Kali Uchis singles chronology
| "Labios Mordidos" (2023) | "Igual que un Ángel" (2024) | "Never Be Yours" (2024) |

Peso Pluma singles chronology
| "La Intención" (2024) | "Igual que un Ángel" (2024) | "A Tu Manera" (2024) |

Music video
- "Igual que un Ángel" on YouTube

= Igual que un Ángel =

2024 single by Kali Uchis and Peso Pluma

"Igual que un Ángel" (/es/, ) is a song by the American singer Kali Uchis and the Mexican musician Peso Pluma, from Uchis' fourth studio album, Orquídeas (2024). Originally released as a track from the album through Geffen Records, it was sent to Italian radio airplay through Universal Music Group on February 1, 2024, as the album's fourth single.

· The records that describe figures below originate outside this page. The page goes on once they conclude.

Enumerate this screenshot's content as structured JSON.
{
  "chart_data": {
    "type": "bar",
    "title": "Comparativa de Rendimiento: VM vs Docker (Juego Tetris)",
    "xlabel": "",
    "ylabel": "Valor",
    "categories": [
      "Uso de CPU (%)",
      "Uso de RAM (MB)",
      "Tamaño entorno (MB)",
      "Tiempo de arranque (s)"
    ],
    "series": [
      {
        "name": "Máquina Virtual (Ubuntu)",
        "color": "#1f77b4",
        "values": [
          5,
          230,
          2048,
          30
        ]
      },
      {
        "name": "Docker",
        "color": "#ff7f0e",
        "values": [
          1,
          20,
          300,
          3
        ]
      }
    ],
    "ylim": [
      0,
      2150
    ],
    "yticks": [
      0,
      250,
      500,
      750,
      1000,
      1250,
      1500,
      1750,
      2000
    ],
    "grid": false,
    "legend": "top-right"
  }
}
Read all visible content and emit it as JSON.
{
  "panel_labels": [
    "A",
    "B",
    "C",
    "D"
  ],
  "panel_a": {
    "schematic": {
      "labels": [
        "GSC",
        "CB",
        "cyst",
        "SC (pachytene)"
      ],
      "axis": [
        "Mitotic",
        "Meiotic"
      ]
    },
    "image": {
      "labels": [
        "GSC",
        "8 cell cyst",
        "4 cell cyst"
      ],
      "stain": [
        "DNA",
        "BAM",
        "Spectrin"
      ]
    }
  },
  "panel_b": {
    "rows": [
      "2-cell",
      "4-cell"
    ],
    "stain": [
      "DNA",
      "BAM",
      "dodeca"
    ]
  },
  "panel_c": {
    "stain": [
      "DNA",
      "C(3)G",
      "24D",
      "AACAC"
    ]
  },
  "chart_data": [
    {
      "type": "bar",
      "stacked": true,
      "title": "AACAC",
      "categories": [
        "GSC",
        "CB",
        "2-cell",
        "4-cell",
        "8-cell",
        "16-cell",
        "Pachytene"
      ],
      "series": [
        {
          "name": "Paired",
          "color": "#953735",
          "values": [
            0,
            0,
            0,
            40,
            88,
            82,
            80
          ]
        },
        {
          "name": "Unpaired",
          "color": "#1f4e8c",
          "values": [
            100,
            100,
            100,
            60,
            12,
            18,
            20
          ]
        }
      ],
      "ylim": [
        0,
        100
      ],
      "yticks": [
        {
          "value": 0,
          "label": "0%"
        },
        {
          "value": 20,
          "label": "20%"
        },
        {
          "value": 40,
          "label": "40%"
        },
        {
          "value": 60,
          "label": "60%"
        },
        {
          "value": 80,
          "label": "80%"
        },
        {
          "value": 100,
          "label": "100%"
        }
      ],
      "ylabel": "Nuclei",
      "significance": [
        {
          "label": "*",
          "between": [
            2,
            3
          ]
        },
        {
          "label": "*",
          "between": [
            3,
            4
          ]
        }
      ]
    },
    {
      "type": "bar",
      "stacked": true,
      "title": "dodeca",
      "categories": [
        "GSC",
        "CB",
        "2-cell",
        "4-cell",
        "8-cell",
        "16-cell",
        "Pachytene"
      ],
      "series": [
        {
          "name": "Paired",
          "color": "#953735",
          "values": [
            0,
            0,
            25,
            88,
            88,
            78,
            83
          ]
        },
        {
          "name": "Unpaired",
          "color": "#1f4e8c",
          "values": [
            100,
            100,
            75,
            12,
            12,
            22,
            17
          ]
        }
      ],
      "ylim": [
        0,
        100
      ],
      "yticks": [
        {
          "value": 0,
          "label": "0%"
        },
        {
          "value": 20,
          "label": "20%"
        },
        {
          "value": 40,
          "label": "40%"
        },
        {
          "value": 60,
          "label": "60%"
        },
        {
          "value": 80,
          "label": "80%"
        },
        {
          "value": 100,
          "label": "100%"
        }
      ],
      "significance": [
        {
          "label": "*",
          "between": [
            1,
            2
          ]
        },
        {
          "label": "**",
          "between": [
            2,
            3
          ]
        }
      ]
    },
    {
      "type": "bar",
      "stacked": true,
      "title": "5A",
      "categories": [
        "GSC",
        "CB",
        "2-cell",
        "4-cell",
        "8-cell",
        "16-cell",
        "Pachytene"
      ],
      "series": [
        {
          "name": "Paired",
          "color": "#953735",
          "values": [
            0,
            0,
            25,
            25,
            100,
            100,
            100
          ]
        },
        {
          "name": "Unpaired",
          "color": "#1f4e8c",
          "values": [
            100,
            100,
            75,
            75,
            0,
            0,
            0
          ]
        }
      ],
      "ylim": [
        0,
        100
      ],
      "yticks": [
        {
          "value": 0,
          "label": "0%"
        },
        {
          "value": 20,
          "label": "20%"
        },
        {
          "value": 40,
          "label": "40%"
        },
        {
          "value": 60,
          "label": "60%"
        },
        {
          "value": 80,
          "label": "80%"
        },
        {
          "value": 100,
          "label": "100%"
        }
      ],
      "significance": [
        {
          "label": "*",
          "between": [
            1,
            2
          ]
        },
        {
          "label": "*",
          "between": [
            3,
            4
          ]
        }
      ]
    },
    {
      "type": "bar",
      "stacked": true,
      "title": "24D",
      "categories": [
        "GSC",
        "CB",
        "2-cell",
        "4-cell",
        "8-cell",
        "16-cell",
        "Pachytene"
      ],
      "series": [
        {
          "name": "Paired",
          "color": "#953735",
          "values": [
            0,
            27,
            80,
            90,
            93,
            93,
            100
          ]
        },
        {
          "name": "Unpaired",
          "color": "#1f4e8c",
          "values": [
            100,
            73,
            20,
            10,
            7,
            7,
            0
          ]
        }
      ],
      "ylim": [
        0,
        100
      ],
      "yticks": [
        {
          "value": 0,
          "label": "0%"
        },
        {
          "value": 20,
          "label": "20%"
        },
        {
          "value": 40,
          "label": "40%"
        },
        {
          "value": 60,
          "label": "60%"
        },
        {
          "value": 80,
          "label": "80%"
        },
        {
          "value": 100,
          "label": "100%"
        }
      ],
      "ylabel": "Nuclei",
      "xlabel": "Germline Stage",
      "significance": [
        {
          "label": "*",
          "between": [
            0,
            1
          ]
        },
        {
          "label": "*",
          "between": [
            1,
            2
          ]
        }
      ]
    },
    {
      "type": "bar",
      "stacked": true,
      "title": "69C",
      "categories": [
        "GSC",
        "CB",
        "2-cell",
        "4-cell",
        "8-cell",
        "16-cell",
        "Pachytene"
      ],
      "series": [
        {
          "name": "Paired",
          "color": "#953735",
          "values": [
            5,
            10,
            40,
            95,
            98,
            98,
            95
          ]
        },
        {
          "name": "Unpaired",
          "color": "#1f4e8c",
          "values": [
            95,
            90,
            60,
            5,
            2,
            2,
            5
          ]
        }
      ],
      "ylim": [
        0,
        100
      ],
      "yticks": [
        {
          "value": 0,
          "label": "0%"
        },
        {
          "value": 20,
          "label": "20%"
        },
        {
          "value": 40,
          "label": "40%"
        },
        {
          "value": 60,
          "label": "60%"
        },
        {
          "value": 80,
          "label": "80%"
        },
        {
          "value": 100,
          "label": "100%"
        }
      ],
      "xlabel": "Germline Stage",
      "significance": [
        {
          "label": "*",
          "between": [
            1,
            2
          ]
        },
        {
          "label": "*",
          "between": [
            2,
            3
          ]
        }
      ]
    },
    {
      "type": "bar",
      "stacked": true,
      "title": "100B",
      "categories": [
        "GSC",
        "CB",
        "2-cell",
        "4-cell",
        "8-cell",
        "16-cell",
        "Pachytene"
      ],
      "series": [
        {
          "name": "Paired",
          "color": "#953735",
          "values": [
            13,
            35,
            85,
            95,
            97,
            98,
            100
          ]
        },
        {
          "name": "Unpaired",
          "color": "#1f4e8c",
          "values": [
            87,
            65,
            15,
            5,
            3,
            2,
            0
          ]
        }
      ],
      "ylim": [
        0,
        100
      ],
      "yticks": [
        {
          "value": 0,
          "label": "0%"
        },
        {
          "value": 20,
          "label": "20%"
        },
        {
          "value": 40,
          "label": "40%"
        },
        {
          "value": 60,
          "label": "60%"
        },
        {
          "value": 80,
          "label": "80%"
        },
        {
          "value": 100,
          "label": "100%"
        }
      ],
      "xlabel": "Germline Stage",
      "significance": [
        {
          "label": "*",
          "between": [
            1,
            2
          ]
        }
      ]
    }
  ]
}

The song was written by Uchis with Manuel Lorente, and its producers Carter Lang and Dylan Wiggins, with Austen-Jux Chandler and Jean Rodríguez receiving production credits.

==Background==
Kali Uchis sent "Igual que un Ángel" and another song from Orquídeas, "Te Mata" to Peso Pluma, but did not expect him to record his verse on the songs. Uchis found out that Pluma loved "Igual que un Ángel", and they later worked on the song.

== Accolades ==

Awards and nominations for Igual que un Ángel
| Organization | Year | Category | Result | Ref. |
| Latin Grammy Awards | 2024 | Best Pop Song | Nominated |  |
| Record of the Year | Nominated |

==Commercial performance==
Following the album's release, "Igual que un Ángel" debuted atop the Billboard US Hot Latin Songs chart, having received a total of 13.4 million streams in the United States, and was the second song from Orquídeas overall, after "Labios Mordidos", to enter the US Billboard Hot 100, debuting at number 23, while Labios Mordidos entered the chart at number 97. The song peaked at number 9 on the Billboard Global 200, and peaked at number 10 on the chart's version excluding the U.S.

==Music video==
A music video directed by Jason Lester was released on January 17, 2024. It depicts a visibly pregnant Kali Uchis performing the song with a full band in a retro lit modernist house while Peso Pluma performs in a neon-soaked stairwell.

==Charts==

===Weekly charts===

Weekly chart performance for "Igual que un Ángel"
| Chart (2024) | Peak position |
|---|---|
| Bolivia (Billboard) | 20 |
| Ecuador (Billboard) | 15 |
| Global 200 (Billboard) | 9 |
| Mexico (Billboard) | 3 |
| New Zealand Hot Singles (RMNZ) | 21 |
| Peru (Billboard) | 12 |
| US Billboard Hot 100 | 22 |
| US Hot Latin Songs (Billboard) | 1 |
| US Latin Airplay (Billboard) | 1 |
| US Latin Pop Airplay (Billboard) | 1 |
| US Rhythmic Airplay (Billboard) | 35 |

===Year-end charts===

Year-end chart performance for "Igual que un Ángel"
| Chart (2024) | Position |
|---|---|
| US Hot Latin Songs (Billboard) | 13 |

== Certifications ==

Certifications for "Igual que un Ángel"
| Region | Certification | Certified units/sales |
| Brazil (Pro-Música Brasil) | Platinum | 40,000^{‡} |
| Mexico (AMPROFON) | Diamond+2× Platinum+Gold | 1,050,000^{‡} |
| United States (RIAA) | Platinum | 1,000,000^{‡} |
Streaming
| Central America (CFC) | Platinum | 7,000,000^{†} |
^{‡} Sales+streaming figures based on certification alone. ^{†} Streaming-only figures based on certification alone.